于是学校一变而为书院。可是,书院中人认为不对的,朝廷一定会认为是对的,并且加以表彰;书院中认为正确的,朝廷一定会认为是错的,并且加以摧辱。朝廷或者禁止所谓“伪学”,或者禁毁天下书院,都是用政治权力来与书院争胜。就连不肯出来做官的,朝廷也要施以刑罚,指责这些人“带领天下的士大夫背叛朝廷”。开始的时候,学校与朝廷没有关系,后来,朝廷跟学校事事相反。学校不但不能培养士人,反而成了迫害士人的场所,这样的话,朝廷还要沿袭前代的名目而设立学校干什么呢?

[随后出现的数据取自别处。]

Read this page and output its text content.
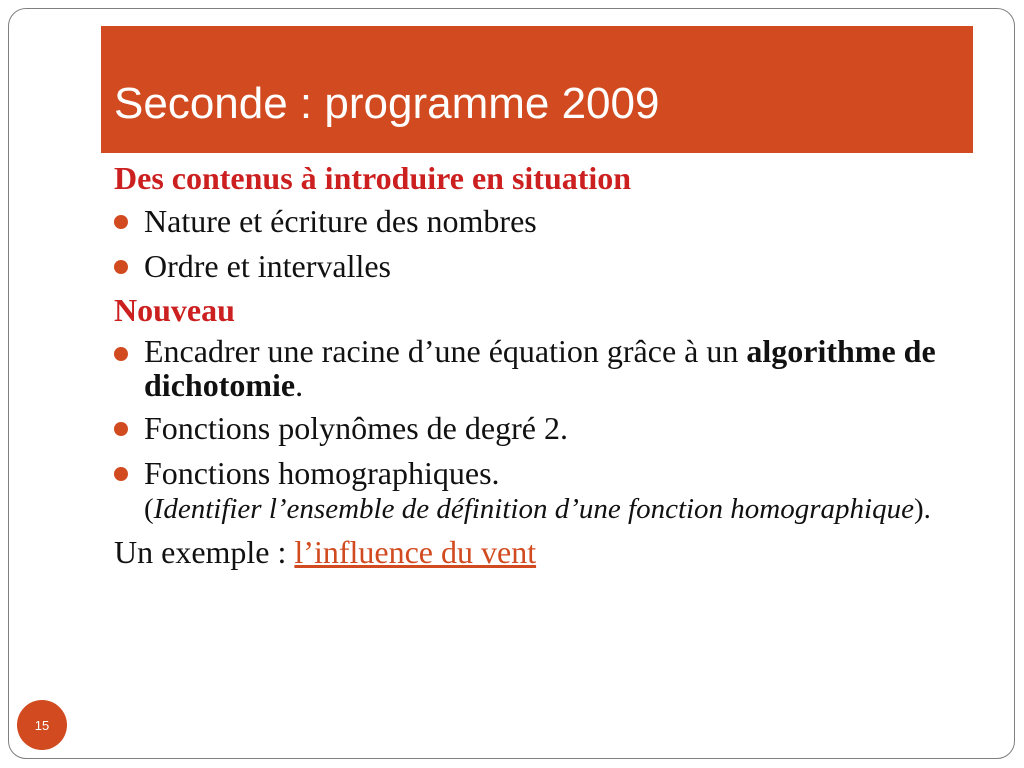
Seconde : programme 2009
Des contenus à introduire en situation
Nature et écriture des nombres
Ordre et intervalles
Nouveau
Encadrer une racine d’une équation grâce à un algorithme de dichotomie.
Fonctions polynômes de degré 2.
Fonctions homographiques.
(Identifier l’ensemble de définition d’une fonction homographique).
Un exemple : l’influence du vent
15
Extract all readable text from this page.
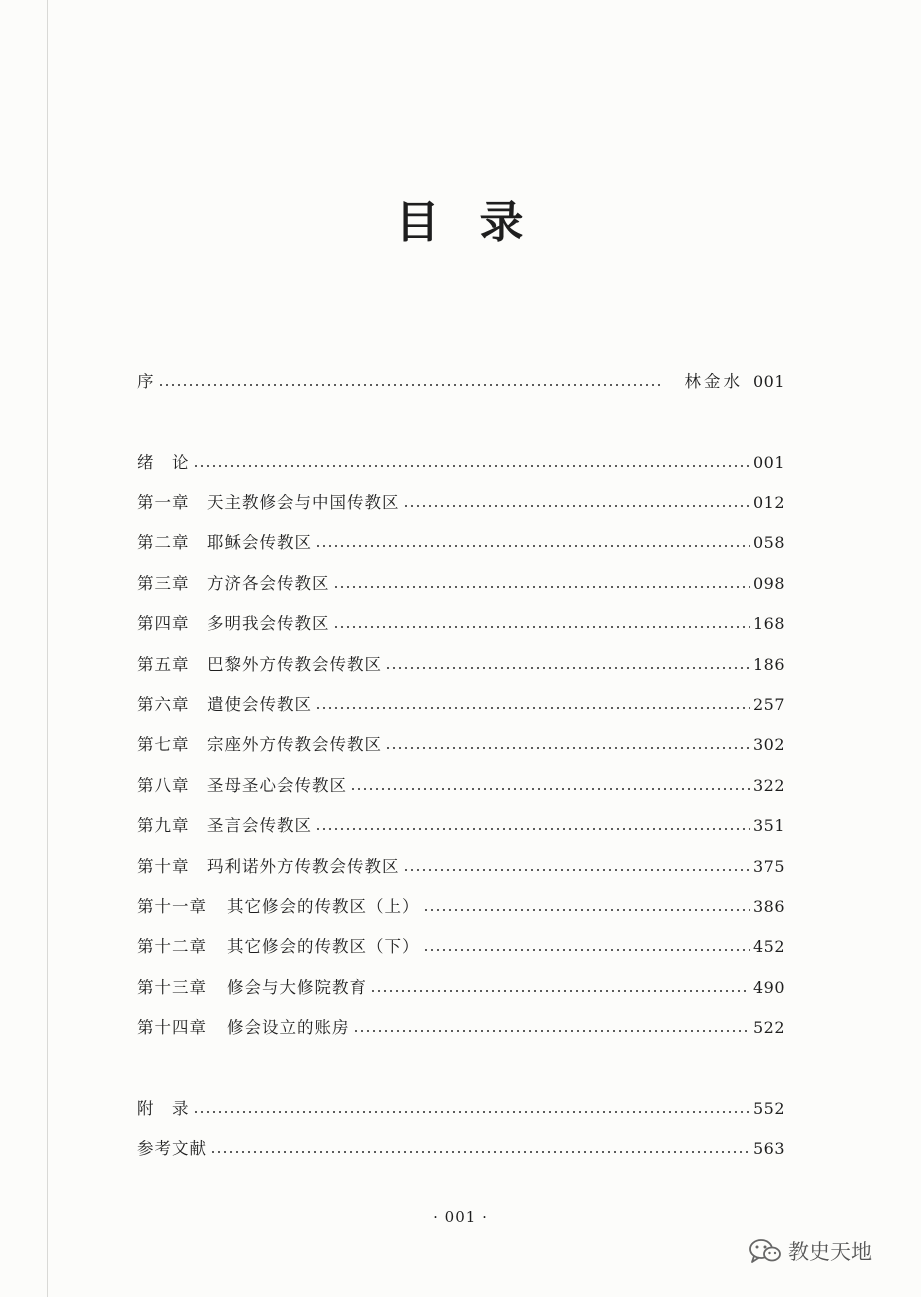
目 录
序	林金水 001
绪　论	001
第一章	天主教修会与中国传教区	012
第二章	耶稣会传教区	058
第三章	方济各会传教区	098
第四章	多明我会传教区	168
第五章	巴黎外方传教会传教区	186
第六章	遣使会传教区	257
第七章	宗座外方传教会传教区	302
第八章	圣母圣心会传教区	322
第九章	圣言会传教区	351
第十章	玛利诺外方传教会传教区	375
第十一章	其它修会的传教区（上）	386
第十二章	其它修会的传教区（下）	452
第十三章	修会与大修院教育	490
第十四章	修会设立的账房	522
附　录	552
参考文献	563
· 001 ·
教史天地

东汉的太学生三万人,敢于发表正直深刻的言论,即使是面对豪强,也从不隐瞒回避,朝廷的公卿大臣都畏惧他们的批评。宋代的太学生聚集到宫门之外,擂鼓上书,请求起用李纲。这两件事还算接近于三代的风气。如果当时在朝廷当政的那些人,认同太学生的是非判断,一定可以使盗贼奸邪们屈从于正气的权威,皇位得以安稳,国家能够保全。可是居然还有将太学生干预政事看成是衰世的表现,其实东汉之所以灭亡,正在于抓捕党人,而北宋之所以灭亡,则在于将陈东、欧阳澈编管,从而破坏了学校所致,怎么反而责怪学校中人呢!